When the Smails sold their creamery in North Dakota they visited Mr. Smail’s sister, Kennicott’s mother, at Lac-qui-Meurt, then plodded on to Gopher Prairie to stay with their nephew. They appeared unannounced, before the baby was born, took their welcome for granted, and immediately began to complain of the fact that their room faced north.
Uncle Whittier and Aunt Bessie assumed that it was their privilege as relatives to laugh at Carol, and their duty as Christians to let her know how absurd her “notions” were. They objected to the food, to Oscarina’s lack of friendliness, to the wind, the rain, and the immodesty of Carol’s maternity gowns. They were strong and enduring; for an hour at a time they could go on heaving questions about her father’s income, about her theology, and about the reason why she had not put on her rubbers when she had gone across the street. For fussy discussion they had a rich, full genius, and their example developed in Kennicott a tendency to the same form of affectionate flaying.
If Carol was so indiscreet as to murmur that she had a small headache, instantly the two Smails and Kennicott were at it.
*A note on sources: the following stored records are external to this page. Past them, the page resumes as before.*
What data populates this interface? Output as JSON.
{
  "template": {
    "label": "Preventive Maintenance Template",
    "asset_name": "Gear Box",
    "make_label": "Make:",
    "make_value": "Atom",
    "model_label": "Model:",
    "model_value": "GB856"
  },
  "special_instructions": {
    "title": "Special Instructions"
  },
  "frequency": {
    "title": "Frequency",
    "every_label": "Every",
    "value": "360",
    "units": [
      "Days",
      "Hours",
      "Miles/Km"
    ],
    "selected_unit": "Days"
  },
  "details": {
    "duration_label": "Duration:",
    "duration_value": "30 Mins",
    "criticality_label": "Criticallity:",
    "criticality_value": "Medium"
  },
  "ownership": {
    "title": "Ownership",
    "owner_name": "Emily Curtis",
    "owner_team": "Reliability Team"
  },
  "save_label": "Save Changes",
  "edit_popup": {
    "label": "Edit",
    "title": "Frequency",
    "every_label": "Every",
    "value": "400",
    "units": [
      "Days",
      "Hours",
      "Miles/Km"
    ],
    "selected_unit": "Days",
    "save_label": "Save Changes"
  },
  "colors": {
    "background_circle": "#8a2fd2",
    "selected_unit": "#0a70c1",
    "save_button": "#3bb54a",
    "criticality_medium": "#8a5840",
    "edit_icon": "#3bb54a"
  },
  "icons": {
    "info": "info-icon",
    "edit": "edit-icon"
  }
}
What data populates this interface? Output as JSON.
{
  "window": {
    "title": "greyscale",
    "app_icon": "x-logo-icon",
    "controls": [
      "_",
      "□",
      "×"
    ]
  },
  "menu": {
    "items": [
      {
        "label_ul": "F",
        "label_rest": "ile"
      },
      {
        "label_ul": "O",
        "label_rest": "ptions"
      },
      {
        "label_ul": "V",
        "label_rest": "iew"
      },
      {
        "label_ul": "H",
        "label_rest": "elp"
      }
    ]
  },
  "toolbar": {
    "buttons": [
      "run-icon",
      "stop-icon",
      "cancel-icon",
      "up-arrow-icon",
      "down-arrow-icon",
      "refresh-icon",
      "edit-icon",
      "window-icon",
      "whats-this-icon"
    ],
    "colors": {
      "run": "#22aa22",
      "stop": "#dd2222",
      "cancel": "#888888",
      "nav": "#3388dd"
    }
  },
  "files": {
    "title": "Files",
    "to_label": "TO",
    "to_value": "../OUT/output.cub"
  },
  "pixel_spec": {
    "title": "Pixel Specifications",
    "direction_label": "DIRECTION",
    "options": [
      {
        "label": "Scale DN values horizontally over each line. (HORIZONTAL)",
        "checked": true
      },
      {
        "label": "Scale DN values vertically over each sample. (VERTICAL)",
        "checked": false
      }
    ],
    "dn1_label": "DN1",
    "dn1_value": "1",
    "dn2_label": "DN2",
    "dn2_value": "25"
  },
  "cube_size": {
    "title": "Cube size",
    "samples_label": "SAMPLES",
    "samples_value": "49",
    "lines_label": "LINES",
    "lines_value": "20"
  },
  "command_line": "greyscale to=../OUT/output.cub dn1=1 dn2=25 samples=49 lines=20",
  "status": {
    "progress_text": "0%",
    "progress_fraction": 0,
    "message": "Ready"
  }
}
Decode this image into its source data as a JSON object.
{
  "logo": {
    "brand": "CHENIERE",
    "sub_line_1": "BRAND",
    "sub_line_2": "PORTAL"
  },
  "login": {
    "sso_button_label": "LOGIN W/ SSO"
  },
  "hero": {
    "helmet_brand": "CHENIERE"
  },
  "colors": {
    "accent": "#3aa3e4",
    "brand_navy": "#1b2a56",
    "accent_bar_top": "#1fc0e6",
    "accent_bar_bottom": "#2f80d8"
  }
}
Every five minutes, every time she sat down or rose or spoke to Oscarina, they twanged, “Is your head better now? Where does it hurt? Don’t you keep hartshorn in the house? Didn’t you walk too far today? Have you tried hartshorn? Don’t you keep some in the house so it will be handy? Does it feel better now? How does it feel? Do your eyes hurt, too? What time do you usually get to bed? As late as that? Well! How does it feel now?”
In her presence Uncle Whittier snorted at Kennicott, “Carol get these headaches often? Huh? Be better for her if she didn’t go gadding around to all these bridge-whist parties, and took some care of herself once in a while!”
They kept it up, commenting, questioning, commenting, questioning, till her determination broke and she bleated, “For heaven’s sake, don’t dis-cuss it! My head ’s all right!”
She listened to the Smails and Kennicott trying to determine by dialectics whether the copy of the Dauntless, which Aunt Bessie wanted to send to her sister in Alberta, ought to have two or four cents postage on it. Carol would have taken it to the drug store and weighed it, but then she was a dreamer, while they were practical people (as they frequently admitted). So they sought to evolve the postal rate from their inner consciousnesses, which, combined with entire frankness in thinking aloud, was their method of settling all problems.
The Smails did not “believe in all this nonsense” about privacy and reticence. When Carol left a letter from her sister on the table, she was astounded to hear from Uncle Whittier, “I see your sister says her husband is doing fine. You ought to go see her oftener. I asked Will and he says you don’t go see her very often. My! You ought to go see her oftener!”